Here are the results for the TIOBE index run for today. The query that has been applied is +”<language> programming”. Here is an overview of the number of hits:
1. Perl – Google: 966,000
1. Python – Google: 584,000
2. Perl – Yahoo: 2,570,000
2. Python – Yahoo: 2,170,000
3. Perl – Google Blogs: 164,518
3. Python – Google Blogs: 90,393
4. Perl – MSN: 1,210,000
4. Python – MSN: 965,000
5. Perl   – YouTube (marginal influence): 8
5. Python – YouTube (marginal influence): 52
So Python is closer to Perl for Yahoo and MSN if compared to the Google and Google Blogs hits. You only calculated Google and Google Blogs, so this might explain our different conclusions. It is possible that there was a temporary peak for Python in January. This occurs often when a language is in the spot light for some reason.
BTW. All this results in a score for Perl of 5.930% and for Python of 4.595%. I hope this answers your question!
The difference in hit count between Google and Yahoo is remarkable. Perhaps Yahoo crawls deeper. Perhaps Google is smarter about discarding duplicate content. I suspect the latter. (I’ll talk more about the differences between search engines in another post.)
The difference also highlights a problem with the TIOBE methodology. They’re combining the absolute hits from each search engine before normalizing. That will bias the TIOBE results towards search engines that give high hit counts. Are the results from Yahoo really twice as significant as the result from Google? You can argue it either way, but I think TIOBE should normalize the results from each search engine separately and then combine them. That would give the Yahoo view of programming language popularity equal weight to the Google and MSN views.

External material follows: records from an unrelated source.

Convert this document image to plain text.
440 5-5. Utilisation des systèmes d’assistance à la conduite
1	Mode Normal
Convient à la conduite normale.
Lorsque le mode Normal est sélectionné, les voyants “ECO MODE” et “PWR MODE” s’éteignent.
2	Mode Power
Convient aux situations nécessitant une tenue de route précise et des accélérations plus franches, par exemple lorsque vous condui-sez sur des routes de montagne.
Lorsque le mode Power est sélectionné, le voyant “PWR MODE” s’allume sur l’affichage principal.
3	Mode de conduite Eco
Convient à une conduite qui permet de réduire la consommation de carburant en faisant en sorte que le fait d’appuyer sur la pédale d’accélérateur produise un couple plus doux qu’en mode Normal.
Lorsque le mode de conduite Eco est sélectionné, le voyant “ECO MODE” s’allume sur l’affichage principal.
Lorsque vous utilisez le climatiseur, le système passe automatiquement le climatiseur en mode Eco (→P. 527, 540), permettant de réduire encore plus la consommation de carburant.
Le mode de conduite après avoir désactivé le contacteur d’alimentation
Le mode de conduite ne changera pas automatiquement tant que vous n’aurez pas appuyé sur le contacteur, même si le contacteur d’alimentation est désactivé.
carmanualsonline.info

(Update 2008-04-21: Turns out that they do normalize each search engine separately, so I’ve struck out those two paragraphs. However, normalizing each search engine separately then raises the issue of how the normalized results are combined. My reading of the current definition is that they all get equal weight. So the question shifts from “Are the results from Yahoo really twice as significant as the result from Google?” to “Are the ~60 results from YouTube really just as significant as the ~1,500,000 results from Google?”)
I’d either drop Google Blogs search or add in another blog search to balance it. I’d also drop site specific searches, like YouTube, as the hits are too low to be useful and the other engines cover it anyway.

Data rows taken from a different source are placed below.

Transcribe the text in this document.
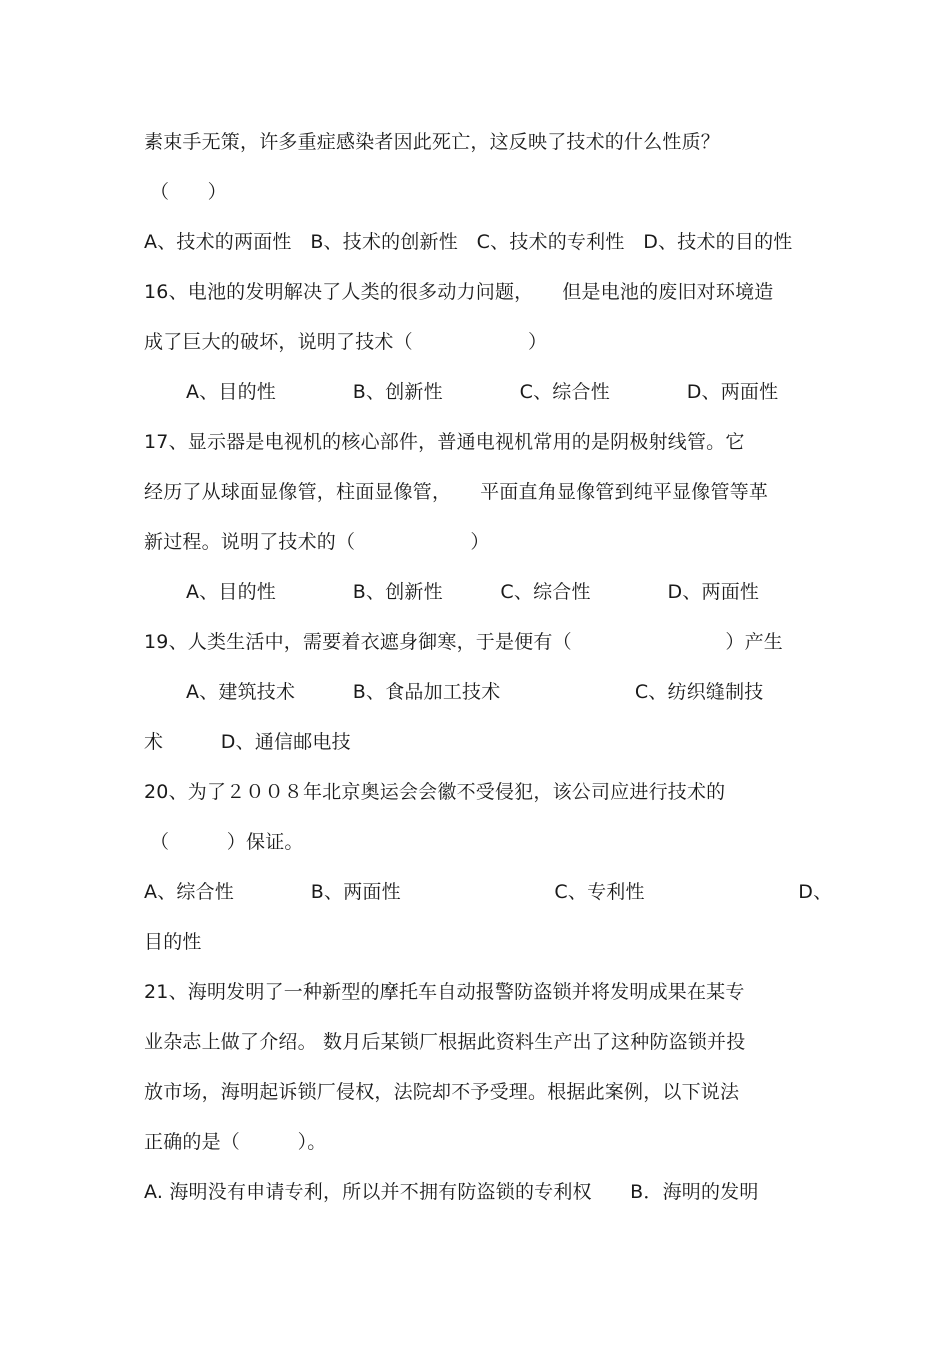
素束手无策，许多重症感染者因此死亡，这反映了技术的什么性质？
（　　）
A、技术的两面性   B、技术的创新性   C、技术的专利性   D、技术的目的性
16、电池的发明解决了人类的很多动力问题，　　但是电池的废旧对环境造
成了巨大的破坏，说明了技术（　　　　　　）
A、目的性　　　　B、创新性　　　　C、综合性　　　　D、两面性
17、显示器是电视机的核心部件，普通电视机常用的是阴极射线管。它
经历了从球面显像管，柱面显像管，　　平面直角显像管到纯平显像管等革
新过程。说明了技术的（　　　　　　）
A、目的性　　　　B、创新性　　　C、综合性　　　　D、两面性
19、人类生活中，需要着衣遮身御寒，于是便有（　　　　　　　　）产生
A、建筑技术　　　B、食品加工技术　　　　　　　C、纺织缝制技
术　　　D、通信邮电技
20、为了２００８年北京奥运会会徽不受侵犯，该公司应进行技术的
（　　　）保证。
A、综合性　　　　B、两面性　　　　　　　　C、专利性　　　　　　　　D、
目的性
21、海明发明了一种新型的摩托车自动报警防盗锁并将发明成果在某专
业杂志上做了介绍。 数月后某锁厂根据此资料生产出了这种防盗锁并投
放市场，海明起诉锁厂侵权，法院却不予受理。根据此案例，以下说法
正确的是（　　　）。
A. 海明没有申请专利，所以并不拥有防盗锁的专利权　　B．海明的发明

I’m also puzzled by the month-to-month volatility:
“It is possible that there was a temporary peak for Python in January. This occurs often when a language is in the spot light for some reason.”
It seems unlikely that enough new pages containing “foo language” could appear in one month to cause a significant spike in the results. And to then disappear the next month is even more unlikely.
It seems more likely to me that these spikes are ‘noise’ caused by the search engine index update processes. Even if they’re genuine spikes, actual programming language “popularity” doesn’t change significantly month to month. Pretending it does isn’t helpful and devalues the information they’re trying to provide.
I’d like to see TIOBE focus on something like a 3 month moving average.
Update: It seems that the TIOBE Index is being gamed.